Анна Михайловна и Дорушка обе пристально на него посмотрели.
- Пожалуй, что и да, мой батюшка; от него и это могло статься,-произнесла несколько комическим тоном Дора.
Долинский сам рассмеялся и сказал:
- Нет, право, нет, я не так женился.
За день до отъезда сестер из Парижа Долинский принес к ним несколько эстампов, вложенных в папку и адресованных: Илье Макаровичу Журавке, по 11-й линии, дом Клеменца.

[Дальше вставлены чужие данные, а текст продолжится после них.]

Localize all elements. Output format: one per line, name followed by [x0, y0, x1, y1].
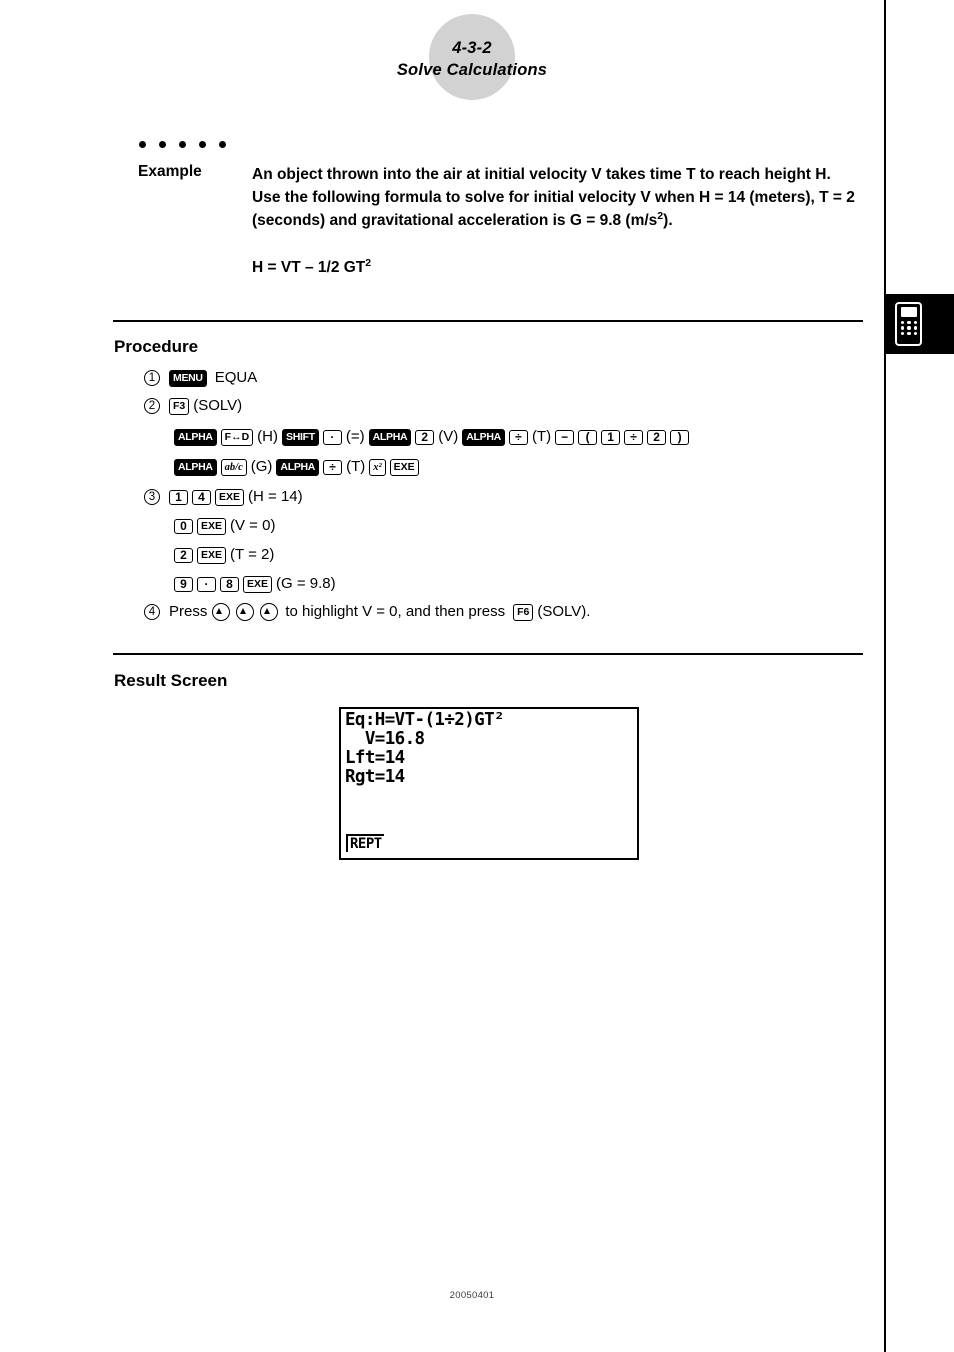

- Скажите, какой скромник! - воскликнула Дорушка, прочитав адрес.-Скоро два месяца знакомы и ни разу не сказал, что он знает Илью Макаровича.
- Разве и вы его знаете?
- Кого? Журавку? Это наш друг,- отозвалась Анна Михайловна.- Я его кума, детей его крестила. У нас даже есть портреты его работы.
- Как же он мне ничего не говорил о вас?
- Из ревности,- вмешалась Дорушка.- Он, ведь, бедный Ильюша, влюблен в Аню.
- Право?
- По уши.
Последний день Долинский провел у Прохоровых с самого утра. Вместе пообедав, они сели в несколько опустевшей комнате, и всем им разом стало очень невесело.
- Ну, помните, дитя мое, все, чему я вас учила,- пошутила Дорушка, гладя Долинского по голове.
- Слушаю-с,- отвечал Долинский.
- Не хандрите, работайте и самое главное - непременно влюбитесь.
- Последнего только, самого-то главного, и не обещаю.
- Отчего?
- Смысла не вижу.
- Какой же вам надо смысл для любви? Разве любовь сама по себе не есть смысл, смысл жизни.
- Я не могу любить. Дарья Михайловна, права не имею давать в себе места этому чувству.
- Это право принадлежит каждому живущему.
- Не совсем-с. Например, в какой мере может пользоваться этим правом человек, обязанный жить и трудиться для своих детей?
- А, так и эта прелесть есть в вашем положении?
- У меня двое детей.
- Да, это кое-что значит.
- Нет, это очень много значит,- отозвалась Анна Михайловна.
- Н-н-ну, не знаю, отчего так уж очень много. Можно любить и своих прежних детей, и женщину.
- Да, если бы любовь, которая, как вы говорите, сама по себе есть цель-то, или главный смысл нашей жизни, не налагала на нас известных обязанностей.
- Что-то не совсем понятно.
- Очень просто! Всей моей заботливости едва достает для одних моих детей, а если ее придется еще разделить с другими, то всем будет мало. Вот почему у меня и выходит, что нельзя любить, следует бежать от любви.
- Да это дико! Это просто дико!
- И очень честно, очень благородно,- вмешалась Анна Михайловна.- С этой минуты, Нестор Игнатьич, я вас еще более уважаю и радуюсь, что мы с вами познакомились. Дора сама не знает, что она говорит. Лучше одному тянуть свою жизнь, как уж бог ее устроил, нежели видеть около себя кругом несчастных, да слышать упреки, видеть страдающие лица. Нет, боже вас спаси от этого!
- Нет, извините, господа, это вы-то, кажется, не знаете, что говорите! Любовь, деньги, обеспечения... Фу, какой противоестественный винегрет! Все это очень умно, звучно, чувствительно, а самое главное то, что все это ce sont des {есть (франц.)} пустяки. Кто ведет свои дела умно и решительно, тот все это отлично уладит, а вы, милашечки мои, сами неудобь какая-то, оттого так и рассуждаете.